In this example, all string columns in the `dbo.test_sling_unicode` table will have their length doubled when created in the PostgreSQL target. This is useful when moving from a database that uses single-byte encoding to one that uses multi-byte encoding (like UTF-8).

#### Set Maximum String Length

```yaml
source: mysql
target: oracle

defaults:
  target_options:
    column_typing:
      string:
        max_length: 8000
```

This example sets a maximum length of 8000 characters for all string columns across all streams, which is useful for databases with column size limitations.

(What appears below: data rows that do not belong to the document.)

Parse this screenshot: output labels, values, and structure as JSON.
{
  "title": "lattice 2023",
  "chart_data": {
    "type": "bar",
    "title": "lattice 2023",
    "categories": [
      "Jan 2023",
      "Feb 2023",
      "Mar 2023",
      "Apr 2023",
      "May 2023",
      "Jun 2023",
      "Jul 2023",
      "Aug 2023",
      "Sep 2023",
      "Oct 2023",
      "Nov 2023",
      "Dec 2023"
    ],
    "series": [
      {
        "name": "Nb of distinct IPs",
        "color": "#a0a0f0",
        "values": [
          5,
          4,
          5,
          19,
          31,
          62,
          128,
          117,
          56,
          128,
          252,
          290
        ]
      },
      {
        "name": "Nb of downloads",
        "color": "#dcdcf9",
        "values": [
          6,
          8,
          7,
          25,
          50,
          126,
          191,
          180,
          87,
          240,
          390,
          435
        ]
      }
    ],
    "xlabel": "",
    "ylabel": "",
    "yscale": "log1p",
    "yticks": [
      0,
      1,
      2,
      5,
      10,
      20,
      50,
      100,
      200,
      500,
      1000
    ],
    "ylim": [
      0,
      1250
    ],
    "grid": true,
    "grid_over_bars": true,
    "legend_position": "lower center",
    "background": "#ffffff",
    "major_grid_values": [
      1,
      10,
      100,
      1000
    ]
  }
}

#### Use Fixed String Length

```yaml
streams:
  sales.customers:
    target_options:
      column_typing:
        string:
          max_length: 1000
          use_max: true
```

This configuration forces all string columns in the `sales.customers` table to use a fixed length of 1000, regardless of the actual data length.

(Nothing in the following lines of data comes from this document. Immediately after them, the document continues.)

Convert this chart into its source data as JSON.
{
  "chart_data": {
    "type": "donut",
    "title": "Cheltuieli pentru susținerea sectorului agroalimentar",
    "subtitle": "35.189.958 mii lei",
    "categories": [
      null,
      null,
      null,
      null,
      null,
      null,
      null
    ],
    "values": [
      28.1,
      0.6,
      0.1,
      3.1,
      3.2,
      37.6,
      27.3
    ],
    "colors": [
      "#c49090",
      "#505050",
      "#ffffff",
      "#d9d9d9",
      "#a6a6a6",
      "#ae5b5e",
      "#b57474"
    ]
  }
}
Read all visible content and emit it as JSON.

#### Cast Decimals as Float

```yaml
source: mssql
target: postgres

streams:
  dbo.financial_data:
    target_options:
      column_typing:
        decimal:
          cast_as: float
```

This example converts all decimal columns to floating-point type (`DOUBLE PRECISION` in PostgreSQL). This is useful when you need better performance for numeric operations and can accept the loss of exact decimal precision.

#### Cast Decimals as String

```yaml
source: mssql
target: postgres

streams:
  dbo.accounting_records:
    target_options:
      column_typing:
        decimal:
          cast_as: string
```

This example converts all decimal columns to string type (`VARCHAR` in PostgreSQL). This is useful when you need to preserve exact decimal representation, including trailing zeros, or when the target database doesn't support the required decimal precision.

#### Store JSON as Text

```yaml
source: postgres
target: mysql

streams:
  public.events:
    target_options:
      column_typing:
        json:
          as_text: true
```

This example stores JSON columns as text instead of native JSON type. This is useful when replicating to databases that don't have native JSON support, or when you want to store JSON data as plain text for compatibility with older systems or specific application requirements.

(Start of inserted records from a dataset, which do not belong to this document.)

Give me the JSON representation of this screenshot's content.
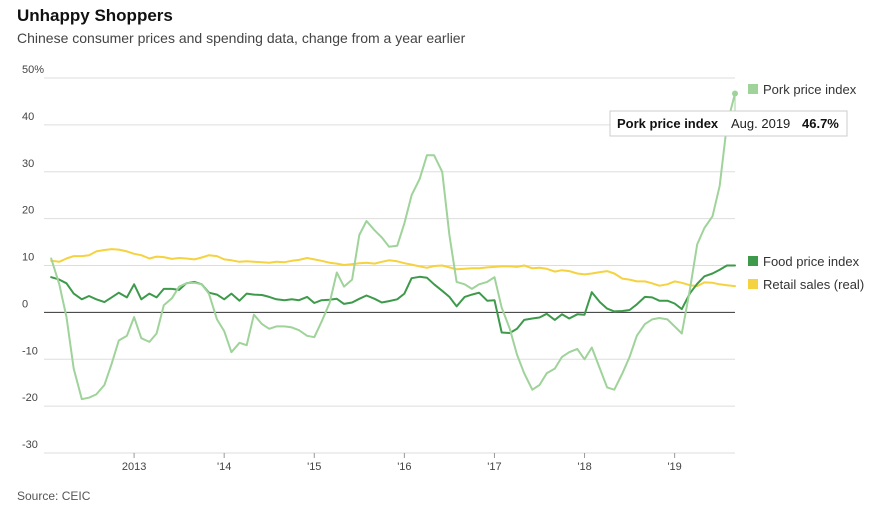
{
  "header": {
    "title": "Unhappy Shoppers",
    "subtitle": "Chinese consumer prices and spending data, change from a year earlier"
  },
  "footer": {
    "source": "Source: CEIC"
  },
  "colors": {
    "pork": "#9fd39a",
    "food": "#3d9a4b",
    "retail": "#f5d23f",
    "grid": "#dddddd",
    "zero": "#333333"
  },
  "tooltip": {
    "series": "Pork price index",
    "date": "Aug. 2019",
    "value": "46.7%"
  },
  "chart_data": {
    "type": "line",
    "ylim": [
      -30,
      50
    ],
    "yticks": [
      -30,
      -20,
      -10,
      0,
      10,
      20,
      30,
      40,
      50
    ],
    "ytick_labels": [
      "-30",
      "-20",
      "-10",
      "0",
      "10",
      "20",
      "30",
      "40",
      "50%"
    ],
    "xlim": [
      2012.0,
      2019.67
    ],
    "xticks": [
      {
        "value": 2013,
        "label": "2013"
      },
      {
        "value": 2014,
        "label": "'14"
      },
      {
        "value": 2015,
        "label": "'15"
      },
      {
        "value": 2016,
        "label": "'16"
      },
      {
        "value": 2017,
        "label": "'17"
      },
      {
        "value": 2018,
        "label": "'18"
      },
      {
        "value": 2019,
        "label": "'19"
      }
    ],
    "series": [
      {
        "name": "Pork price index",
        "color": "#9fd39a",
        "legend": "right-top",
        "points": [
          [
            2012.08,
            11.5
          ],
          [
            2012.17,
            6
          ],
          [
            2012.25,
            -1
          ],
          [
            2012.33,
            -12
          ],
          [
            2012.42,
            -18.5
          ],
          [
            2012.5,
            -18.2
          ],
          [
            2012.58,
            -17.5
          ],
          [
            2012.67,
            -15.5
          ],
          [
            2012.75,
            -11
          ],
          [
            2012.83,
            -6
          ],
          [
            2012.92,
            -5
          ],
          [
            2013.0,
            -1
          ],
          [
            2013.08,
            -5.5
          ],
          [
            2013.17,
            -6.3
          ],
          [
            2013.25,
            -4.5
          ],
          [
            2013.33,
            1.5
          ],
          [
            2013.42,
            3
          ],
          [
            2013.5,
            5.5
          ],
          [
            2013.58,
            6.2
          ],
          [
            2013.67,
            6.3
          ],
          [
            2013.75,
            6
          ],
          [
            2013.83,
            4
          ],
          [
            2013.92,
            -1.5
          ],
          [
            2014.0,
            -4
          ],
          [
            2014.08,
            -8.5
          ],
          [
            2014.17,
            -6.5
          ],
          [
            2014.25,
            -7
          ],
          [
            2014.33,
            -0.5
          ],
          [
            2014.42,
            -2.5
          ],
          [
            2014.5,
            -3.5
          ],
          [
            2014.58,
            -3
          ],
          [
            2014.67,
            -3
          ],
          [
            2014.75,
            -3.2
          ],
          [
            2014.83,
            -3.8
          ],
          [
            2014.92,
            -5
          ],
          [
            2015.0,
            -5.3
          ],
          [
            2015.08,
            -2
          ],
          [
            2015.17,
            2
          ],
          [
            2015.25,
            8.5
          ],
          [
            2015.33,
            5.5
          ],
          [
            2015.42,
            7
          ],
          [
            2015.5,
            16.5
          ],
          [
            2015.58,
            19.5
          ],
          [
            2015.67,
            17.5
          ],
          [
            2015.75,
            16
          ],
          [
            2015.83,
            14
          ],
          [
            2015.92,
            14.2
          ],
          [
            2016.0,
            19
          ],
          [
            2016.08,
            25
          ],
          [
            2016.17,
            28.5
          ],
          [
            2016.25,
            33.5
          ],
          [
            2016.33,
            33.5
          ],
          [
            2016.42,
            30
          ],
          [
            2016.5,
            16.5
          ],
          [
            2016.58,
            6.5
          ],
          [
            2016.67,
            6
          ],
          [
            2016.75,
            5
          ],
          [
            2016.83,
            6
          ],
          [
            2016.92,
            6.5
          ],
          [
            2017.0,
            7.5
          ],
          [
            2017.08,
            1
          ],
          [
            2017.17,
            -3.5
          ],
          [
            2017.25,
            -9
          ],
          [
            2017.33,
            -13
          ],
          [
            2017.42,
            -16.5
          ],
          [
            2017.5,
            -15.5
          ],
          [
            2017.58,
            -13
          ],
          [
            2017.67,
            -12
          ],
          [
            2017.75,
            -9.5
          ],
          [
            2017.83,
            -8.5
          ],
          [
            2017.92,
            -7.8
          ],
          [
            2018.0,
            -10
          ],
          [
            2018.08,
            -7.5
          ],
          [
            2018.17,
            -12
          ],
          [
            2018.25,
            -16
          ],
          [
            2018.33,
            -16.5
          ],
          [
            2018.42,
            -13
          ],
          [
            2018.5,
            -9.5
          ],
          [
            2018.58,
            -5
          ],
          [
            2018.67,
            -2.5
          ],
          [
            2018.75,
            -1.5
          ],
          [
            2018.83,
            -1.2
          ],
          [
            2018.92,
            -1.5
          ],
          [
            2019.0,
            -3
          ],
          [
            2019.08,
            -4.5
          ],
          [
            2019.17,
            5
          ],
          [
            2019.25,
            14.5
          ],
          [
            2019.33,
            18
          ],
          [
            2019.42,
            20.5
          ],
          [
            2019.5,
            27
          ],
          [
            2019.58,
            40
          ],
          [
            2019.67,
            46.7
          ]
        ]
      },
      {
        "name": "Food price index",
        "color": "#3d9a4b",
        "legend": "right-middle",
        "points": [
          [
            2012.08,
            7.5
          ],
          [
            2012.17,
            7
          ],
          [
            2012.25,
            6.2
          ],
          [
            2012.33,
            4
          ],
          [
            2012.42,
            2.8
          ],
          [
            2012.5,
            3.5
          ],
          [
            2012.58,
            2.8
          ],
          [
            2012.67,
            2.2
          ],
          [
            2012.75,
            3.2
          ],
          [
            2012.83,
            4.2
          ],
          [
            2012.92,
            3.2
          ],
          [
            2013.0,
            6
          ],
          [
            2013.08,
            2.8
          ],
          [
            2013.17,
            4
          ],
          [
            2013.25,
            3.2
          ],
          [
            2013.33,
            5
          ],
          [
            2013.42,
            5
          ],
          [
            2013.5,
            4.8
          ],
          [
            2013.58,
            6.2
          ],
          [
            2013.67,
            6.5
          ],
          [
            2013.75,
            6
          ],
          [
            2013.83,
            4.2
          ],
          [
            2013.92,
            3.8
          ],
          [
            2014.0,
            2.8
          ],
          [
            2014.08,
            4
          ],
          [
            2014.17,
            2.5
          ],
          [
            2014.25,
            4
          ],
          [
            2014.33,
            3.8
          ],
          [
            2014.42,
            3.7
          ],
          [
            2014.5,
            3.3
          ],
          [
            2014.58,
            2.8
          ],
          [
            2014.67,
            2.6
          ],
          [
            2014.75,
            2.8
          ],
          [
            2014.83,
            2.6
          ],
          [
            2014.92,
            3.3
          ],
          [
            2015.0,
            2
          ],
          [
            2015.08,
            2.6
          ],
          [
            2015.17,
            2.7
          ],
          [
            2015.25,
            2.9
          ],
          [
            2015.33,
            1.8
          ],
          [
            2015.42,
            2.1
          ],
          [
            2015.5,
            2.9
          ],
          [
            2015.58,
            3.6
          ],
          [
            2015.67,
            2.9
          ],
          [
            2015.75,
            2.1
          ],
          [
            2015.83,
            2.4
          ],
          [
            2015.92,
            2.8
          ],
          [
            2016.0,
            4
          ],
          [
            2016.08,
            7.3
          ],
          [
            2016.17,
            7.6
          ],
          [
            2016.25,
            7.4
          ],
          [
            2016.33,
            6
          ],
          [
            2016.42,
            4.6
          ],
          [
            2016.5,
            3.3
          ],
          [
            2016.58,
            1.3
          ],
          [
            2016.67,
            3.3
          ],
          [
            2016.75,
            3.8
          ],
          [
            2016.83,
            4.2
          ],
          [
            2016.92,
            2.5
          ],
          [
            2017.0,
            2.6
          ],
          [
            2017.08,
            -4.3
          ],
          [
            2017.17,
            -4.4
          ],
          [
            2017.25,
            -3.5
          ],
          [
            2017.33,
            -1.6
          ],
          [
            2017.42,
            -1.3
          ],
          [
            2017.5,
            -1.1
          ],
          [
            2017.58,
            -0.3
          ],
          [
            2017.67,
            -1.6
          ],
          [
            2017.75,
            -0.4
          ],
          [
            2017.83,
            -1.3
          ],
          [
            2017.92,
            -0.4
          ],
          [
            2018.0,
            -0.5
          ],
          [
            2018.08,
            4.3
          ],
          [
            2018.17,
            2.2
          ],
          [
            2018.25,
            0.8
          ],
          [
            2018.33,
            0.2
          ],
          [
            2018.42,
            0.3
          ],
          [
            2018.5,
            0.5
          ],
          [
            2018.58,
            1.7
          ],
          [
            2018.67,
            3.3
          ],
          [
            2018.75,
            3.2
          ],
          [
            2018.83,
            2.5
          ],
          [
            2018.92,
            2.5
          ],
          [
            2019.0,
            1.9
          ],
          [
            2019.08,
            0.7
          ],
          [
            2019.17,
            4.1
          ],
          [
            2019.25,
            6.1
          ],
          [
            2019.33,
            7.7
          ],
          [
            2019.42,
            8.3
          ],
          [
            2019.5,
            9.1
          ],
          [
            2019.58,
            10
          ],
          [
            2019.67,
            10
          ]
        ]
      },
      {
        "name": "Retail sales (real)",
        "color": "#f5d23f",
        "legend": "right-middle",
        "points": [
          [
            2012.08,
            11
          ],
          [
            2012.17,
            10.8
          ],
          [
            2012.25,
            11.5
          ],
          [
            2012.33,
            12
          ],
          [
            2012.42,
            12
          ],
          [
            2012.5,
            12.2
          ],
          [
            2012.58,
            13
          ],
          [
            2012.67,
            13.3
          ],
          [
            2012.75,
            13.5
          ],
          [
            2012.83,
            13.4
          ],
          [
            2012.92,
            13
          ],
          [
            2013.0,
            12.5
          ],
          [
            2013.08,
            12.2
          ],
          [
            2013.17,
            11.5
          ],
          [
            2013.25,
            11.9
          ],
          [
            2013.33,
            11.8
          ],
          [
            2013.42,
            11.4
          ],
          [
            2013.5,
            11.6
          ],
          [
            2013.58,
            11.5
          ],
          [
            2013.67,
            11.3
          ],
          [
            2013.75,
            11.7
          ],
          [
            2013.83,
            12.2
          ],
          [
            2013.92,
            12
          ],
          [
            2014.0,
            11.3
          ],
          [
            2014.08,
            11.1
          ],
          [
            2014.17,
            10.8
          ],
          [
            2014.25,
            10.9
          ],
          [
            2014.33,
            10.8
          ],
          [
            2014.42,
            10.7
          ],
          [
            2014.5,
            10.6
          ],
          [
            2014.58,
            10.8
          ],
          [
            2014.67,
            10.7
          ],
          [
            2014.75,
            11
          ],
          [
            2014.83,
            11.2
          ],
          [
            2014.92,
            11.6
          ],
          [
            2015.0,
            11.3
          ],
          [
            2015.08,
            11
          ],
          [
            2015.17,
            10.6
          ],
          [
            2015.25,
            10.4
          ],
          [
            2015.33,
            10.1
          ],
          [
            2015.42,
            10.3
          ],
          [
            2015.5,
            10.5
          ],
          [
            2015.58,
            10.6
          ],
          [
            2015.67,
            10.4
          ],
          [
            2015.75,
            10.8
          ],
          [
            2015.83,
            11.1
          ],
          [
            2015.92,
            10.9
          ],
          [
            2016.0,
            10.5
          ],
          [
            2016.08,
            10.2
          ],
          [
            2016.17,
            9.8
          ],
          [
            2016.25,
            9.5
          ],
          [
            2016.33,
            9.9
          ],
          [
            2016.42,
            10
          ],
          [
            2016.5,
            9.6
          ],
          [
            2016.58,
            9.2
          ],
          [
            2016.67,
            9.3
          ],
          [
            2016.75,
            9.4
          ],
          [
            2016.83,
            9.4
          ],
          [
            2016.92,
            9.6
          ],
          [
            2017.0,
            9.7
          ],
          [
            2017.08,
            9.8
          ],
          [
            2017.17,
            9.8
          ],
          [
            2017.25,
            9.7
          ],
          [
            2017.33,
            10
          ],
          [
            2017.42,
            9.4
          ],
          [
            2017.5,
            9.5
          ],
          [
            2017.58,
            9.3
          ],
          [
            2017.67,
            8.7
          ],
          [
            2017.75,
            9
          ],
          [
            2017.83,
            8.8
          ],
          [
            2017.92,
            8.3
          ],
          [
            2018.0,
            8.1
          ],
          [
            2018.08,
            8.3
          ],
          [
            2018.17,
            8.6
          ],
          [
            2018.25,
            8.8
          ],
          [
            2018.33,
            8.3
          ],
          [
            2018.42,
            7.2
          ],
          [
            2018.5,
            7
          ],
          [
            2018.58,
            6.6
          ],
          [
            2018.67,
            6.6
          ],
          [
            2018.75,
            6.2
          ],
          [
            2018.83,
            5.7
          ],
          [
            2018.92,
            6
          ],
          [
            2019.0,
            6.6
          ],
          [
            2019.08,
            6.3
          ],
          [
            2019.17,
            5.8
          ],
          [
            2019.25,
            5.6
          ],
          [
            2019.33,
            6.4
          ],
          [
            2019.42,
            6.3
          ],
          [
            2019.5,
            6
          ],
          [
            2019.58,
            5.8
          ],
          [
            2019.67,
            5.6
          ]
        ]
      }
    ]
  }
}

#### Cast Booleans as Integer

```yaml
source: postgres
target: oracle

streams:
  public.feature_flags:
    target_options:
      column_typing:
        boolean:
          cast_as: integer
```

This example converts boolean columns to integer type (1 for true, 0 for false). This is useful when replicating to databases that don't have native boolean support, such as Oracle, or when integrating with legacy systems that expect numeric flags. Available in v1.5.3+.

#### Cast Booleans as String

```yaml
source: mysql
target: bigquery

streams:
  app.settings:
    target_options:
      column_typing:
        boolean:
          cast_as: string
```

This example converts boolean columns to string type ("true" or "false"). This can be useful for data warehousing scenarios where you want boolean values stored as human-readable text, or when the target system expects string representations of boolean values.